Treffen mit Yildirim Merkel fordert schnelles Verfahren im Fall Yücel

Berlin · Nach Monaten der Eiszeit wollen Deutschland und die Türkei ihre Kontakte wieder intensivieren. Größter Streitpunkt ist die Inhaftierung des Journalisten Deniz Yücel. Der türkische Ministerpräsident Yildirim äußert sich zurückhaltend.

 Angela Merkel und Binali Yildirim.

Angela Merkel und Binali Yildirim.

Foto: ap, FO

Trotz anhaltender Differenzen wollen Deutschland und die Türkei ihre Beziehungen weiter ausbauen. Beide Seiten hätten gemeinsame Interessen, betonte Bundeskanzlerin Angela Merkel (CDU) am Donnerstag in Berlin nach einem Gespräch mit dem türkischen Ministerpräsidenten Binali Yildirim. Sie erinnerte aber auch mit deutlichen Worten an Belastungen für das deutsch-türkische Verhältnis.

Die Inhaftierung deutscher Staatsbürger aus politischen Gründen belastet seit Monaten die deutsch-türkischen Beziehungen. Sechs Deutsche sitzen derzeit noch in türkischen Gefängnissen, unter anderem der Journalist Deniz Yücel. Merkel sagte, sie habe Yildirim "zum wiederholten Male darauf hingewiesen, dass dieser Fall eine besondere Dringlichkeit für uns hat". Die Bundesregierung wünsche sich "ein schnelles und rechtsstaatliches Verfahren". Yücel sitzt seit einem Jahr ohne Anklage in der Türkei im Gefängnis.

Yildirim äußerte erneut die Hoffnung auf einen baldigen Gerichtsprozess. Einen möglichen Termin für das Vorlegen einer Anklageschrift durch die Staatsanwaltschaft und für den Beginn eines Verfahrens nannte er aber nicht: "Ich hoffe, dass seine Verhandlung bald beginnt und es zu einem Ergebnis kommt." Mit Blick auf die lange Inhaftierung Yücels sagte Yildirim, die Gerichte seien besonders seit dem Putschversuch vom Juli 2016 überlastet. Er verwies erneut auf die Unabhängigkeit der Justiz.

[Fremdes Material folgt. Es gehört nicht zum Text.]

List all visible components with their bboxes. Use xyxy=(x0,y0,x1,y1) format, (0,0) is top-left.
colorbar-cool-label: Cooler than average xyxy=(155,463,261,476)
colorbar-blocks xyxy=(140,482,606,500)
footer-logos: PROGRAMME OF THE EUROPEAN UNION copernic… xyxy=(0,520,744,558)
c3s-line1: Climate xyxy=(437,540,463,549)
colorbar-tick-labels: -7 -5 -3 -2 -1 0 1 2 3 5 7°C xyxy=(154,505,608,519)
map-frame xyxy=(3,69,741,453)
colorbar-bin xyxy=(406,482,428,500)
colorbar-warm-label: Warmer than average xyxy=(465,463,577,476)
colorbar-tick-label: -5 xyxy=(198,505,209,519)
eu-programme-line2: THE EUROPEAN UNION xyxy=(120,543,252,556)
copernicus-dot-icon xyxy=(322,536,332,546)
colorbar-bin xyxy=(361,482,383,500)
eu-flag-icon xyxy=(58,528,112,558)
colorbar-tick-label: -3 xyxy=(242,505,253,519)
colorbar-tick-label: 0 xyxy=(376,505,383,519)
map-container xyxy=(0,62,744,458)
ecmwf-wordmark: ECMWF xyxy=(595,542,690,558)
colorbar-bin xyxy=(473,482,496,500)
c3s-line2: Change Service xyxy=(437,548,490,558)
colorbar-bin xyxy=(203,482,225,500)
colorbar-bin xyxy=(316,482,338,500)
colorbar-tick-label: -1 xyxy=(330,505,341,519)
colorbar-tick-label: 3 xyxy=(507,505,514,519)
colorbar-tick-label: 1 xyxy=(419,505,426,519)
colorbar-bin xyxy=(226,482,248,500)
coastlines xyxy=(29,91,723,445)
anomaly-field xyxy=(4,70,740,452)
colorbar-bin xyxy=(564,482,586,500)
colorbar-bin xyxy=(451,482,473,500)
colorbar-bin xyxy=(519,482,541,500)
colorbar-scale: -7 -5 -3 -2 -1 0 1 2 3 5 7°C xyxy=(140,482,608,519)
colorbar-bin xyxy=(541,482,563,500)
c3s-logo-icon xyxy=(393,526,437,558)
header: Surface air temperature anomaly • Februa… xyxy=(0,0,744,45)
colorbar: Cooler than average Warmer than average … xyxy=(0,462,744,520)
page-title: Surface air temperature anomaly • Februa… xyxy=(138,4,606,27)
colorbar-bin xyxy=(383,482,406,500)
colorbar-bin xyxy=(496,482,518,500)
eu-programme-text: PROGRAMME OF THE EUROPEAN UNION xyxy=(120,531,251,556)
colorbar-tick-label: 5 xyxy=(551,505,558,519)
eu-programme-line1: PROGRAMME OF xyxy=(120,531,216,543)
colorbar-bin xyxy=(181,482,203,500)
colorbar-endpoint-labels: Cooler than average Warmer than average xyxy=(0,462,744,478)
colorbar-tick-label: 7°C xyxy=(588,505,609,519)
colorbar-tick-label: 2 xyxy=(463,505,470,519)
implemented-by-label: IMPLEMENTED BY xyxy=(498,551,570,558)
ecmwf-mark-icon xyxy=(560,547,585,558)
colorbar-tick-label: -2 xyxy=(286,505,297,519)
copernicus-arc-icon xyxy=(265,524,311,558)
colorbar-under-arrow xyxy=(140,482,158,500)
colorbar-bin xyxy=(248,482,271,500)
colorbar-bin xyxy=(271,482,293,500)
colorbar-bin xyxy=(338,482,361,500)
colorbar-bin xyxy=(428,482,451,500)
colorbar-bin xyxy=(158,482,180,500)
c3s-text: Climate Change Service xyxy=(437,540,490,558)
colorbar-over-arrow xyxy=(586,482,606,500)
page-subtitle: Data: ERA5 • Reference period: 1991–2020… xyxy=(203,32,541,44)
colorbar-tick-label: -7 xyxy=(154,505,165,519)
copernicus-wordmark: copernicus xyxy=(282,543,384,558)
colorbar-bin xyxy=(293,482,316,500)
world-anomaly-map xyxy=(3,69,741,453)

Der türkische Ministerpräsident hatte vor seinem Besuch für einen Neubeginn im Verhältnis beider Länder geworben und Hoffnungen auf eine baldige Freilassung von Yücel geweckt. Am Donnerstag rief er dazu auf, dass Fälle wie der von Yücel die bilateralen Beziehungen nicht beeinträchtigen sollten. "Wir wollen nicht, dass diese und ähnliche Angelegenheiten den Beziehungen zwischen der Türkei und Deutschland schaden."

Merkel sagte, sie habe mit Yildirim vereinbart, dass "sowohl auf unserer Ebene als auch in Gesprächen mit dem Staatspräsidenten, Herrn Erdogan, wir unsere Kontakte intensivieren wollen, wenn wir hoffentlich bald in Deutschland eine stabile Regierung haben". Beide Länder seien verbunden etwa durch die türkischstämmigen Migranten, in der Nato, bei der Terrorbekämpfung und auch in wirtschaftlichen Fragen.

Die Bundeskanzlerin übte aber auch Kritik daran, wie die Türkei seit dem Putschversuch vom Juli 2016 gegen mutmaßliche Verdächtige vorgeht. Zwar habe Deutschland den versuchten Staatsstreich verurteilt. Sie habe ihrem Gast aber erklärt, dass die Verhältnismäßigkeit gewahrt bleiben müsse und "dass wir uns rechtsstaatliche Mechanismen wünschen". Die Bundesregierung habe in diesem Zusammenhang eine "Vielzahl von Sorgen".

Yildirim sagte mit Blick auf die umstrittene Offensive der türkischen Streitkräfte gegen die Kurdenmiliz YPG im nordsyrischen Afrin, die Türkei schütze mit ihrem Kampf gegen den Terrorismus nicht nur die eigenen Bürger, sondern auch die Grenzen der Nato. Sie verhindere zugleich Flüchtlingsströme nach Europa und ein Ausbreiten der Terrorgefahr auf Deutschland sowie die EU. Auch die Offensive in Afrin diene diesen Zielen. Es gebe keinen Zweifel, dass die YPG der syrische Ableger der verbotenen kurdischen Arbeiterpartei PKK sei.